Is Liam, who has an extra chromosome 21 in every cell of his body, created in the image of God? The answer is yes, and because of this truth, Liam therefore reflects beauty in creation. Like our other two children, God also wonderfully knit Liam in his mother's womb.
Is Liam, who has an extra chromosome 21 in every cell of his body, created in the image of God?
Perhaps the problem of our broken world is not so much reflected in Liam's disability, but in how we don't value someone like Liam.
We live in a world where we value, judge, honor, and give worth to those with high IQs or a "perfect" body. In our present world, Liam is easily dismissed. His disability suggests that he is more of a burden rather than someone adding value to our world. Yet, in the kingdom of God, those aren't the values that bring worth to a person. Liam reflects brokenness and sin in our world inasmuch as he exposes the hostility of this world toward humans who bear the image of God, and why this world is broken and in desperate need of redemption.
Liam has led us to trust God day by day rather than worry about how the script of our future will be written — we're easily overwhelmed when we think about Liam as an 18-year-old young adult. But God focuses our attention on embracing the present moments and being faithful as parents to help a young toddler learn to manage his world. As believers, we know that when Jesus returns and makes all things new again, all of our bodies will be transformed — including Liam's. This may not actually mean that God will take away his Down syndrome, but perhaps in the new creation, Liam will live fully as who he is, in a world that fully accepts, honors, and glorifies him.
As believers, we know that when Jesus returns and makes all things new again, all of our bodies will be transformed — including Liam's.

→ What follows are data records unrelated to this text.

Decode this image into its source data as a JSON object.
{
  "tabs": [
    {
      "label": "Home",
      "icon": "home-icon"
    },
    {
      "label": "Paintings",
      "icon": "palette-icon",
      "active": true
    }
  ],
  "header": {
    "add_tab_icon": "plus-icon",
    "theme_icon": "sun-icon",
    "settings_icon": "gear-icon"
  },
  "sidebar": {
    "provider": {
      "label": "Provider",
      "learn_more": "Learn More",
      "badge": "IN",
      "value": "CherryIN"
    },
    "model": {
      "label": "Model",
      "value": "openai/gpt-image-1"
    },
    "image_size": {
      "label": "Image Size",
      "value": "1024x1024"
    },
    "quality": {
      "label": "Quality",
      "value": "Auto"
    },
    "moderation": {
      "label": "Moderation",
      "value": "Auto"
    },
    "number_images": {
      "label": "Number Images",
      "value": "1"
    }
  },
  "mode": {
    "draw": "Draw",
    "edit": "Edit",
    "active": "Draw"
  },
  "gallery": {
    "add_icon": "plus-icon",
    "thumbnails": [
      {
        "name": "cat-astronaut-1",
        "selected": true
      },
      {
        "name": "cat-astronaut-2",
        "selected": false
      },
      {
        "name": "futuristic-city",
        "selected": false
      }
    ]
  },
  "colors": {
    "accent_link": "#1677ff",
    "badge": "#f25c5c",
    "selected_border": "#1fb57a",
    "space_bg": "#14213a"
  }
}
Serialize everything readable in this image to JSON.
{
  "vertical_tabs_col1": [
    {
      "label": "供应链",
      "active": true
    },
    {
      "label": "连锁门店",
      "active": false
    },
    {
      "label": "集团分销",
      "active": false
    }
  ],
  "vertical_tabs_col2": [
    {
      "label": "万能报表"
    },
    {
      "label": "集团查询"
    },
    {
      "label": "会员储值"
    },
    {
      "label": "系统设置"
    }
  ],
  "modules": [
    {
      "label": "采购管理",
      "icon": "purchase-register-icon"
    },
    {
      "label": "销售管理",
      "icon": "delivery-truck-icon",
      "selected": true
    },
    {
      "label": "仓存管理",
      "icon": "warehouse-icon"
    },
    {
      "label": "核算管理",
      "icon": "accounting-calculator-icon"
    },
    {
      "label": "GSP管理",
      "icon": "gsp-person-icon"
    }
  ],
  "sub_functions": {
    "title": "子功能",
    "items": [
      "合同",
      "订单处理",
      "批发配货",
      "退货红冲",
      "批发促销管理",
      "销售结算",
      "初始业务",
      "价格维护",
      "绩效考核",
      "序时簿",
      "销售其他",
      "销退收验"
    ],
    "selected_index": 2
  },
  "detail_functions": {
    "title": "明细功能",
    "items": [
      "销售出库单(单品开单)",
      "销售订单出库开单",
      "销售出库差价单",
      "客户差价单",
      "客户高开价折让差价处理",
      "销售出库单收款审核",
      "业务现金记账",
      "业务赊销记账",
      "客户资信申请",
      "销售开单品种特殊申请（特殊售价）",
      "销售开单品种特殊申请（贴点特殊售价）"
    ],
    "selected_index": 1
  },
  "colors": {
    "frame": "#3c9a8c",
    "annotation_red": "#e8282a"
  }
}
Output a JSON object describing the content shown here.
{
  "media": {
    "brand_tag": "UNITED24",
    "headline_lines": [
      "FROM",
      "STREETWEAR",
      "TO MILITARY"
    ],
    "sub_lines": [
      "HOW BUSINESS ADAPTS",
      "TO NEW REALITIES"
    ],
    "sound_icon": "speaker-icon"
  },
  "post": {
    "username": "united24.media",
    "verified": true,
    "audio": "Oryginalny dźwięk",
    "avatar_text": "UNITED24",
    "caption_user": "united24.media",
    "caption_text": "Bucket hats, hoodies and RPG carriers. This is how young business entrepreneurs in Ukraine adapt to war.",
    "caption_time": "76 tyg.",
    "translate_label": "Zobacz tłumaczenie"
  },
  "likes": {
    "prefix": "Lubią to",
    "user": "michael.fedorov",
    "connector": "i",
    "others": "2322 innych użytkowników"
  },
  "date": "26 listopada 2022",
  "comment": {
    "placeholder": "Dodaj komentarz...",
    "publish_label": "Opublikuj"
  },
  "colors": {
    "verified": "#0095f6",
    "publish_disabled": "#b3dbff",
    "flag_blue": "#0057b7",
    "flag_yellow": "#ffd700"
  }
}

It is beautiful seeing Liam be a blessing to a larger community of people. He regularly ministers to others through his charming smile and affectionate personality. We often hear people tell us that Liam's presence has relieved some anxiety or sadness they were experiencing in the moment. We have seen God grow the hearts of children, teenagers, and adults to embrace and appreciate Liam's joyful presence, and to inspire many others to care for those with disabilities.
Rather than feeling sorry for us or trying to sympathize with us because of our challenges with Liam, we hope more people will listen to Liam and all the men, women, and children with disabilities (whether physical or mental). Their courage in managing a world hostile to them, their grace and joy in embracing life, and the places that communicate their value and worth are needed prescriptions for many of us who turn to fear, anxiety, and unhealthy envy for what we don't have.
Just the other day, our daughter, Layla, 11, and son, Marco, 8, were playing with Liam. They were engaging their imaginations as they built a fort. We loved hearing their giggles, arguments, laughter, and grunts. Liam's brother and sister see him for who he is — someone they love and want to include in their imaginary world. We are grateful that God sent us Liam, because we cannot and will not imagine our lives any differently.